Many years ago, I remember my evening routine as being something like this: Eat something good. Relax with a good book, maybe take a hot bath, snuggle into bed with a good book, turn out the light when I was too tired to read anymore. My main complication was that I didn't always get to sleep at a reasonable hour.

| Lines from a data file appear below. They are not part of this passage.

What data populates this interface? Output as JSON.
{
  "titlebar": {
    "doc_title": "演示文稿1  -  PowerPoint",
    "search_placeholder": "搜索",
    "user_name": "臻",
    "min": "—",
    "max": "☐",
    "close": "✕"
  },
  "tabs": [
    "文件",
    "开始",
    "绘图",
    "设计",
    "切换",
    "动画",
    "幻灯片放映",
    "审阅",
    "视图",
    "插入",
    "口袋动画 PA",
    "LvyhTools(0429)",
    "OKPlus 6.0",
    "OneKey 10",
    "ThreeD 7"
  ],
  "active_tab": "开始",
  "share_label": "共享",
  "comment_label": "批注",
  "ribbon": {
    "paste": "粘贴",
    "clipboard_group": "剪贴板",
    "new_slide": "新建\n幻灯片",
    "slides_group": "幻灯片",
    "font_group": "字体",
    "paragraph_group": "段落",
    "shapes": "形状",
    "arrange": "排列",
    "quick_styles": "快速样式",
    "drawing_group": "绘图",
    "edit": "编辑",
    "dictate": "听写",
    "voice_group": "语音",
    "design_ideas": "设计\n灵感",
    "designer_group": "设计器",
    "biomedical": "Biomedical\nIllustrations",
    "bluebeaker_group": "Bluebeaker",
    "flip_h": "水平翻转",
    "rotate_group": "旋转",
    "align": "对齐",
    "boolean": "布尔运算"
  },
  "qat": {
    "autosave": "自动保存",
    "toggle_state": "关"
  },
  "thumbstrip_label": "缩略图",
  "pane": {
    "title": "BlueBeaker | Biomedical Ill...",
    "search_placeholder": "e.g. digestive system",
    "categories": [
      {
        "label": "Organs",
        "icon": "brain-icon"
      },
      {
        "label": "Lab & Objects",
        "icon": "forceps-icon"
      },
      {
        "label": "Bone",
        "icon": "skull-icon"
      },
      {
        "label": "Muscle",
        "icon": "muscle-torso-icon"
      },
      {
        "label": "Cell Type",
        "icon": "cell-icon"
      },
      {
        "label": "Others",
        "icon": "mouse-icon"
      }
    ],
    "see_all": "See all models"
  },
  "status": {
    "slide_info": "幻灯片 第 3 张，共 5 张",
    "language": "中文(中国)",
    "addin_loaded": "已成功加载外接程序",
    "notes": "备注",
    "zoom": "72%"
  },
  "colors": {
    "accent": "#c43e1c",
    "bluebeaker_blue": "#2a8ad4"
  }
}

I was pondering the comparison between this and my present evening routine this week. Here's a sample of my present evening routine:
Make something good to eat. Repeatedly shoo small people back to table to eat it. ("You guys, remember, when supper is finished, you're not going to eat again until morning." "I want more smoovie!") Gulp down a little smoothie myself between cleaning up disasters and mediating between little people. ("Sethie talked to me!") Wash sticky little hands and faces and put some water in the bathtub. Undress small bodies and shoo toward potty, then soap and rinse one by one. ("Please quit splashing water all over the floor. Stop pouring water over your brother!") Go find pajamas for everyone. Towel off slippery, wriggling bodies, and release them to dash around the house briefly, squealing. ("Mommy, I a noonist!") Then diaper and dress sweet-smelling little bodies appropriately. Mop up bathroom floor with towel reserved for that purpose. (Don't ask me why it always ends up sopping wet.) Shoo leaping little bodies toward couch. ("But I hungwy, Mommy!" "No, you're confused. Supper is over.") Fill Sippy cups for bed, and bring pacifiers and clothies (Seth's comfort--cloth diapers) to couch to help calm little people down. Shoo everyone back to couch. Sing a few songs. (Skyler's plea every night right now is, "I wan' sing, 'Sing, sing, sing, sout, sout, sout, I gon' sing, I gon' sout, pwaise da Yord!--wan' sing dat song!") Read "stowies" while hugging writhing small bodies, disciplining when necessary to preserve some semblance of order. ("But it's my turn to sit on you yap!" "No, I wan' sit on Daddy's yap!") Then it's time to wrestle little squirmers down while I brush two small mouthfuls of teeth (Anaya brushes her own). This necessitates some creativity, by the way, since I need the small mouths to be open. I used to have them sing the chorus of "Angels We Have Heard On High." Gloooooria... But then I realized that someday they were going to be in church and when the hymn was announced, someone would be sure to bellow, "The toothbrushing song!" Hence, we abandoned that method. Currently I request animal sounds. "What does a baby lion say?" "ROWR!" "What does a big bear say?" "ROOOOWR!" "What about a baby monkey?" "HOO-HOO-HAHAHA-HEE-HEE!" The atmosphere is rather zoolike already.
Then, depending on the rambunctiousness of the evening and the time of night it is by now, events vary. Skyler usually goes to bed first (because putting both boys to bed at the same time provides severe temptation for small giggling people to leap around on beds instead of snuggling into them). Seth and Anaya get a more advanced bedtime story after he retreats for the evening. Usually I lie down with him, sing him a song ("When He Cometh" is his special song), tell him a "talking stowy," (which consists of telling about a little boy with brown eyes and tiny nose and tiny toes, who grows up to read the Bible and teach other people to love Jesus, until Jesus comes in the clouds to take him and everybody he loves flying up to heaven), and help him pray.
In the meantime, Daddy is reading and/or acting out stories with Anaya and Seth. When all is finished, they, too, are trundled off to bed for "talking stowies" and prayers. After all of this, two parents collapse in a heap to recuperate and catch up on cleaning, emails, reading and such for an hour or so before we crawl into bed ourselves.
It's hard to remember what it was like to be a lady of leisure, relaxing at the end of a long day instead of dragging myself through the hectic routine.
But I'll tell you a strange secret: I like this routine better.